If you would like to support equality for all, then please send a message to The Supreme Court here: http://www.couragecampaign.org/page/s/divorce

To read more about the rights and benefits of marriage… please read on…

Marriage Rights and Benefits

Learn some of the legal and practical ways that getting married changes your life.

Whether or not you favor marriage as a social institution, there’s no denying that it confers many rights, protections, and benefits — both legal and practical. Some of these vary from state to state, but the list typically includes:

Tax Benefits

  • Filing joint income tax returns with the IRS and state taxing authorities.
  • Creating a “family partnership” under federal tax laws, which allows you to divide business income among family members.

Estate Planning Benefits

  • Inheriting a share of your spouse’s estate.
  • Receiving an exemption from both estate taxes and gift taxes for all property you give or leave to your spouse.
  • Creating life estate trusts that are restricted to married couples, including QTIP trusts, QDOT trusts, and marital deduction trusts.
  • Obtaining priority if a conservator needs to be appointed for your spouse — that is, someone to make financial and/or medical decisions on your spouse’s behalf.

Government Benefits

  • Receiving Social Security, Medicare, and disability benefits for spouses.
  • Receiving veterans’ and military benefits for spouses, such as those for education, medical care, or special loans.
  • Receiving public assistance benefits.

Employment Benefits

  • Obtaining insurance benefits through a spouse’s employer.
  • Taking family leave to care for your spouse during an illness.
  • Receiving wages, workers’ compensation, and retirement plan benefits for a deceased spouse.
  • Taking bereavement leave if your spouse or one of your spouse’s close relatives dies.

Medical Benefits

  • Visiting your spouse in a hospital intensive care unit or during restricted visiting hours in other parts of a medical facility.
  • Making medical decisions for your spouse if he or she becomes incapacitated and unable to express wishes for treatment.

Death Benefits

  • Consenting to after-death examinations and procedures.
  • Making burial or other final arrangements.

Family Benefits

  • Filing for stepparent or joint adoption.
  • Applying for joint foster care rights.
  • Receiving equitable division of property if you divorce.
  • Receiving spousal or child support, child custody, and visitation if you divorce.

Housing Benefits

  • Living in neighborhoods zoned for “families only.”
  • Automatically renewing leases signed by your spouse.

Consumer Benefits

  • Receiving family rates for health, homeowners’, auto, and other types of insurance.
  • Receiving tuition discounts and permission to use school facilities.
  • Other consumer discounts and incentives offered only to married couples or families.

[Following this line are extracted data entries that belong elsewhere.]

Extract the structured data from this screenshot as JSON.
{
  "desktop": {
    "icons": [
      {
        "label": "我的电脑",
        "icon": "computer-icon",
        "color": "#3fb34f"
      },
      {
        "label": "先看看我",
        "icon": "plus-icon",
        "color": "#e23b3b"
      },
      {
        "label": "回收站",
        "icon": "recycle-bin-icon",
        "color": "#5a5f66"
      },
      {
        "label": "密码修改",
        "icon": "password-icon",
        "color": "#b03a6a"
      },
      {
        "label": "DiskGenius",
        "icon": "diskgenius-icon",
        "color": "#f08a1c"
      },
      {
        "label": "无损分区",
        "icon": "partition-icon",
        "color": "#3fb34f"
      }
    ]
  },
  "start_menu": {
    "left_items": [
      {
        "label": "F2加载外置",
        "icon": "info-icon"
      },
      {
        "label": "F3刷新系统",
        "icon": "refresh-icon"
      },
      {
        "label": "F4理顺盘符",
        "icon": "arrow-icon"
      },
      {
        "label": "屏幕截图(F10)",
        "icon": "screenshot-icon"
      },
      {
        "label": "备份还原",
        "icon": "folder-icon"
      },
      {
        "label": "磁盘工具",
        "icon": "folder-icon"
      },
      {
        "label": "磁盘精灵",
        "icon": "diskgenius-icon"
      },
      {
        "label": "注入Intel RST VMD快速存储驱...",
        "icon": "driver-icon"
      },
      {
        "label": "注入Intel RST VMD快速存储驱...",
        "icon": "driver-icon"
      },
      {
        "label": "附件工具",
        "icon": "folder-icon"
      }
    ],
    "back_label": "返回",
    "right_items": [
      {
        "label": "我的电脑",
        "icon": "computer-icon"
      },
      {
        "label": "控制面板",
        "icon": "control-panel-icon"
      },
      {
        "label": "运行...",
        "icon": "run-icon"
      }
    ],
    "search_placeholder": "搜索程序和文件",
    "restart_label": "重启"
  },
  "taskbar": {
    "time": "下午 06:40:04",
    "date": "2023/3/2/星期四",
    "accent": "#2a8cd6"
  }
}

Other Legal Benefits and Protections

  • Suing a third person for wrongful death of your spouse and loss of consortium (loss of intimacy).
  • Suing a third person for offenses that interfere with the success of your marriage, such as alienation of affection and criminal conversation (these laws are available in only a few states).
  • Claiming the marital communications privilege, which means a court can’t force you to disclose the contents of confidential communications between you and your spouse during your marriage.
  • Receiving crime victims’ recovery benefits if your spouse is the victim of a crime.
  • Obtaining immigration and residency benefits for noncitizen spouse.
  • Visiting rights in jails and other places where visitors are restricted to immediate family.

Note that if you are in a same-sex marriage in Massachusetts or a domestic partnership or civil union in any of the states that offer those relationship options, many of the benefits of marriage won’t apply to you, because the federal government does not recognize these same-sex relationships. For example, you may not file joint federal income tax returns with your partner, even if your state allows you to file jointly. And other federal benefits, such as COBRA continuation insurance coverage, may not apply. Consult a lawyer with expertise in this area to learn more about the rights and benefits available to same-sex couples.

I pulled the information above from Nolo a website that claims to be the “nation’s oldest and most respected provider of legal information for consumers and small businesses.”

My heart hurts today…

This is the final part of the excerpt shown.